Revenues are now around S$12 million a year. Pre-tax profit margins are now well above 30 per cent. Absolute pre-tax profits have risen from under S$1 million to over S$4 million each of the last two years. This is an incredible return on investment.

This is in addition to Hai Leck’s core business of engineering and maintenance services, which can generate a few million dollars in profit every year at the minimum, and even S$10 million in a good year.

So Hai Leck’s ex-cash valuation of S$27 million seemed too low, especially after you average out past earnings and apply a standard small-cap no-growth multiple of five to seven times.

Before I can evaluate it more, the company’s share price ran up very quickly. DBS published a small-cap report, highlighting Hai Leck among other stocks that look intriguing given their low earnings ratios, high net cash per share and dividend yield.

“Hock Lian Seng and Hai Leck Holdings are the most intriguing as they are also trading at just 6.6 times and 6.1 times PE respectively, while trading at 71 per cent and 66 per cent of net cash per share,” DBS analyst Paul Yong wrote on Oct 10.

Last Wednesday, Hai Leck reported increased profits and declared a five Singapore cent dividend, which was an 11 per cent yield on its last price.

Even though revenues dropped, the firm was valued significantly higher the next day. Presumably, investors liked the dividends and the resilience of the firm’s call centre business. Now, at over 50 Singapore cents, it is still not expensive, but it is no longer as clearly cheap as it used to be.

Ultimately, as much as I love hunting for value stocks, I still don’t dare to invest too much in SMEs.

Due to their illiquidity, you might only buy a few hundred to a few thousand dollars at a time.

Sometimes, there might be just offers of just a few hundred shares on the “bid” or “ask” side. Spreads might be wide. Which means you might be paying your standard S$25 online commission to buy or sell just S$100 or S$200 of stock, and not necessarily at the best price. You have to sit by your screen the whole day to accumulate shares at a decent price, or input a firm bid price every day, hoping somebody bites.

At one point last Thursday, the “sell” queue even disappeared entirely for Hai Leck. During tough times, when you really need to sell, it might be likely that there will be no buyers, too.

Meanwhile, there’s no telling whether the oil industry will improve anytime soon.
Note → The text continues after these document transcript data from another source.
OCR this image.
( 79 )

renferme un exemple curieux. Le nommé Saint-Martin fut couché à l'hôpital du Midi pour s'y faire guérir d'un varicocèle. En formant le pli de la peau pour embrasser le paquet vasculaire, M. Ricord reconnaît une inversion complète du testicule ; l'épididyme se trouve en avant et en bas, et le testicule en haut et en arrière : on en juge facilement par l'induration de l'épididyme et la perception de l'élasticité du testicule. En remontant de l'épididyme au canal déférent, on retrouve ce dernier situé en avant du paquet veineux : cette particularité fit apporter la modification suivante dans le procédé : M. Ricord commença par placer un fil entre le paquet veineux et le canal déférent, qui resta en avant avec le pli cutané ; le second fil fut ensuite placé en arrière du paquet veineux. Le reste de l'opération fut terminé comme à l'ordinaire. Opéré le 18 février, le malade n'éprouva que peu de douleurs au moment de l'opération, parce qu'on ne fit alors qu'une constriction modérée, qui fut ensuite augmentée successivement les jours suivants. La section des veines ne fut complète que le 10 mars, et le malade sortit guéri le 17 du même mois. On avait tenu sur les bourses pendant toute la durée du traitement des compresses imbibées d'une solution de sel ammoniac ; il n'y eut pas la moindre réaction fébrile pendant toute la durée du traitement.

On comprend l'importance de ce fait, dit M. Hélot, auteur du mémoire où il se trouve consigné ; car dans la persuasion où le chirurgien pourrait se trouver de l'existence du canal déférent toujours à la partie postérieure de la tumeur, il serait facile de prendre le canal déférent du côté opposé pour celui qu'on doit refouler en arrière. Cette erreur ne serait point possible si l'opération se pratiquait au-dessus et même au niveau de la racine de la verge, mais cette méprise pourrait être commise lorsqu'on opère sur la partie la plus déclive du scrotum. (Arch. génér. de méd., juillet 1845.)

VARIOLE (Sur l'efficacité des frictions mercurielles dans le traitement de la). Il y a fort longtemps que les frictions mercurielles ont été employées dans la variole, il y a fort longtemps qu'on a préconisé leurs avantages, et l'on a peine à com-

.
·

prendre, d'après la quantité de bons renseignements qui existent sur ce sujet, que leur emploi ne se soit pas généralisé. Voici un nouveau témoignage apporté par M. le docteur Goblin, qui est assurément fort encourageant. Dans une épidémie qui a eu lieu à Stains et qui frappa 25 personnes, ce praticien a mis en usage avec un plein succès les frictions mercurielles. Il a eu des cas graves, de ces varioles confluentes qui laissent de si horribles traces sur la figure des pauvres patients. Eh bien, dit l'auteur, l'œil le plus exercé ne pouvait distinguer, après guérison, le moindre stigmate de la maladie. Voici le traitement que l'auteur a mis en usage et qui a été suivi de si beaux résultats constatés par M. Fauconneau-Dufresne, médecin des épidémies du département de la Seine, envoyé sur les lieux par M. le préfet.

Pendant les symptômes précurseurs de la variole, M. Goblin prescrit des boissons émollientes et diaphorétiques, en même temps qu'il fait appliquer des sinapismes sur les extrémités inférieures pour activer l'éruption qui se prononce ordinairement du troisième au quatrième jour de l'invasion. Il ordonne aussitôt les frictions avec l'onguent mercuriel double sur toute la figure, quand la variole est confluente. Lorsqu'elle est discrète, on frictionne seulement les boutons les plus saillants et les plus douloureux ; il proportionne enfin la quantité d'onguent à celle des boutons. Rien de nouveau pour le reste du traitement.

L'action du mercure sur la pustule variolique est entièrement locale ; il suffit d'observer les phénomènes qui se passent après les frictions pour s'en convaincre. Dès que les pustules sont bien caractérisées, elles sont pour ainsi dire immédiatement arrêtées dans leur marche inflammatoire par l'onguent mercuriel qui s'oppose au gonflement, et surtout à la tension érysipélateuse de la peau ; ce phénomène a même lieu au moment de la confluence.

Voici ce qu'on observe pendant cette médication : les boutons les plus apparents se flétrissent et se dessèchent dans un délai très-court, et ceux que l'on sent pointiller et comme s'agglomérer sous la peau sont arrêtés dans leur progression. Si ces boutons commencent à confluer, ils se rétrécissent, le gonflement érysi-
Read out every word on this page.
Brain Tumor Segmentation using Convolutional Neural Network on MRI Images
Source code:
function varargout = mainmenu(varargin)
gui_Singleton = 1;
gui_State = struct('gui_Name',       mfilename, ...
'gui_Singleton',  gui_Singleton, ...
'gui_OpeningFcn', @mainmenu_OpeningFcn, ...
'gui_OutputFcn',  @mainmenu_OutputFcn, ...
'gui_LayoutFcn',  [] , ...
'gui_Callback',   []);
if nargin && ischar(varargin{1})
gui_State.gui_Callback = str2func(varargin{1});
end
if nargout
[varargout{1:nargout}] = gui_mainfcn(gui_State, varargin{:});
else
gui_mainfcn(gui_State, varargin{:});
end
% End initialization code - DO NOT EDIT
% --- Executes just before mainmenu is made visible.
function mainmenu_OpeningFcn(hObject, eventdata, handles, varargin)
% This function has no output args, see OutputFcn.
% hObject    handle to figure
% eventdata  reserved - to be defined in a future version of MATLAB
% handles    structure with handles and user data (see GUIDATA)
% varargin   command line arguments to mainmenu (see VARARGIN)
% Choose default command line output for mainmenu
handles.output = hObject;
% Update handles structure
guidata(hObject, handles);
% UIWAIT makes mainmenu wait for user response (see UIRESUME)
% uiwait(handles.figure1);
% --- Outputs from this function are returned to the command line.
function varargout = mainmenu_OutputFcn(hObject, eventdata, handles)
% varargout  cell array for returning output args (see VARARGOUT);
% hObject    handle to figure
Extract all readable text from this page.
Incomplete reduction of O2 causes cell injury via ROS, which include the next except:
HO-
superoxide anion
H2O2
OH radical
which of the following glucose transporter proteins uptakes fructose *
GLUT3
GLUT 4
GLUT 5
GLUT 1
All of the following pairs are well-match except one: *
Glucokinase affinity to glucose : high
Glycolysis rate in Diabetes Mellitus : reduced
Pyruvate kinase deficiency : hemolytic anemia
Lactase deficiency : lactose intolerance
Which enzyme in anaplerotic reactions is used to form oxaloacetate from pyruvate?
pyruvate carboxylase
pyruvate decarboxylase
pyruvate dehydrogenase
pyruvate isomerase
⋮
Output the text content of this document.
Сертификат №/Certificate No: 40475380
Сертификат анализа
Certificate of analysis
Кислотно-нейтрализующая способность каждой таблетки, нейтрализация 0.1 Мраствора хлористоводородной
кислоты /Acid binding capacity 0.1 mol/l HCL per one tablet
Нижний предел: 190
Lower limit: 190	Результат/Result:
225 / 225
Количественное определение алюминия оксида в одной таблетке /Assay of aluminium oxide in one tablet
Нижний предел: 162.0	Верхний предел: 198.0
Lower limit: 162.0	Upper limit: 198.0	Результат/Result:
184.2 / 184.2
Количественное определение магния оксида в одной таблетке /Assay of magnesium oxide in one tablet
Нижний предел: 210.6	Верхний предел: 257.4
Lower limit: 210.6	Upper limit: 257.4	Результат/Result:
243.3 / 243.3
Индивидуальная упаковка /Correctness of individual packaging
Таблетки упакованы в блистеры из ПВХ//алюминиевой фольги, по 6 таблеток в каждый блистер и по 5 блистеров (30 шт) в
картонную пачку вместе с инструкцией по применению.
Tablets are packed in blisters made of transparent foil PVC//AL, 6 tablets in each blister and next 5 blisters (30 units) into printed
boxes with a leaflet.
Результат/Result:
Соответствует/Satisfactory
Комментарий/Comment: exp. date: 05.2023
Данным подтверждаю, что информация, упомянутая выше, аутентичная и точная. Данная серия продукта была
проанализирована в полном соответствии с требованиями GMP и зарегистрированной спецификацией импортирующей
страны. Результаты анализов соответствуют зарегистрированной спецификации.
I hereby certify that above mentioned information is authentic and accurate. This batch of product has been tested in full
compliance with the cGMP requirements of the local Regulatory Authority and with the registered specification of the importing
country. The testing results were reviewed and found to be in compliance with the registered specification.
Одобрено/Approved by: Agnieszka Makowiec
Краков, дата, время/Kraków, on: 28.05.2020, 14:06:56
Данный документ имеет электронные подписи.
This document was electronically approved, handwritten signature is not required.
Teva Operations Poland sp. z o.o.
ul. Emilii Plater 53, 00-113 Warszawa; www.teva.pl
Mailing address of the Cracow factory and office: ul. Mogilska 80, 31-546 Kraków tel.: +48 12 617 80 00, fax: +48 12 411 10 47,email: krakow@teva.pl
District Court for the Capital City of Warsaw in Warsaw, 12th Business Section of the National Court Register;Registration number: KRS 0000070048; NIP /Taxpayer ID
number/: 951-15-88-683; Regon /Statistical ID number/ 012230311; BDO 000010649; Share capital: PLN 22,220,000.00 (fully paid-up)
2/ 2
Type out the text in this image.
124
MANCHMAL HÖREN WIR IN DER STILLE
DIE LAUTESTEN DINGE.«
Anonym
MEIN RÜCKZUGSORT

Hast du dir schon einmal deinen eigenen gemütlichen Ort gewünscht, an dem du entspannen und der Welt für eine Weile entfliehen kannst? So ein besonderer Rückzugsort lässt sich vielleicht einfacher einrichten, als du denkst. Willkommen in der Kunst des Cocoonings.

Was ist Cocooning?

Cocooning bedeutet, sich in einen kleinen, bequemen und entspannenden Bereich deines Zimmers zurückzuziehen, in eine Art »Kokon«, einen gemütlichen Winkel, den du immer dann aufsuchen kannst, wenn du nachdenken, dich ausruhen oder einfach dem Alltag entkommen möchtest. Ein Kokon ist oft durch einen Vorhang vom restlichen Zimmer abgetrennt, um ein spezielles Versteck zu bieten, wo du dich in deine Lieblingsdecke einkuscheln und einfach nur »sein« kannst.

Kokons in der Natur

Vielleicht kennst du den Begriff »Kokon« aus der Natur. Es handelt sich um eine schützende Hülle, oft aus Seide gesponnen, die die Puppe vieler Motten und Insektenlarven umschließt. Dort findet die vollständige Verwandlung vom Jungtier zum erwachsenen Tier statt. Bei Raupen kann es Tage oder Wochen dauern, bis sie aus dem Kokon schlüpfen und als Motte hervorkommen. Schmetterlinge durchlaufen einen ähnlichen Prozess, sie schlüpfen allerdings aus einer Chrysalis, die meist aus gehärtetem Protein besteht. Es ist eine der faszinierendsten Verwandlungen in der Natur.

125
Hai Leck, after all, was trading for cheap because its core business recorded a sharp fall in revenue over the past year.

With digitisation and chat robots, the days of call centres manned by humans might be numbered.

For now, the centre is still hiring. A job site notes it is a “valuable business partner to renowned multi-national companies and key government organisations”.

Long may that last.

So hunting for small-cap value on the SGX is not as easy because companies are illiquid, and business prospects are hard to read.

Nevertheless, if my limited adventures in small-cap investing are anything to go by, there are opportunities still. There are ignored segments of stocks that don’t show up at analyst parties.

Investors who practice value investing have to value these firms based on a conservative estimate of earnings, across a business cycle if possible. The balance sheet and cash flow statements can help give a better understanding.

And just as there’s plenty of fish in the ocean, the market always gives you a chance.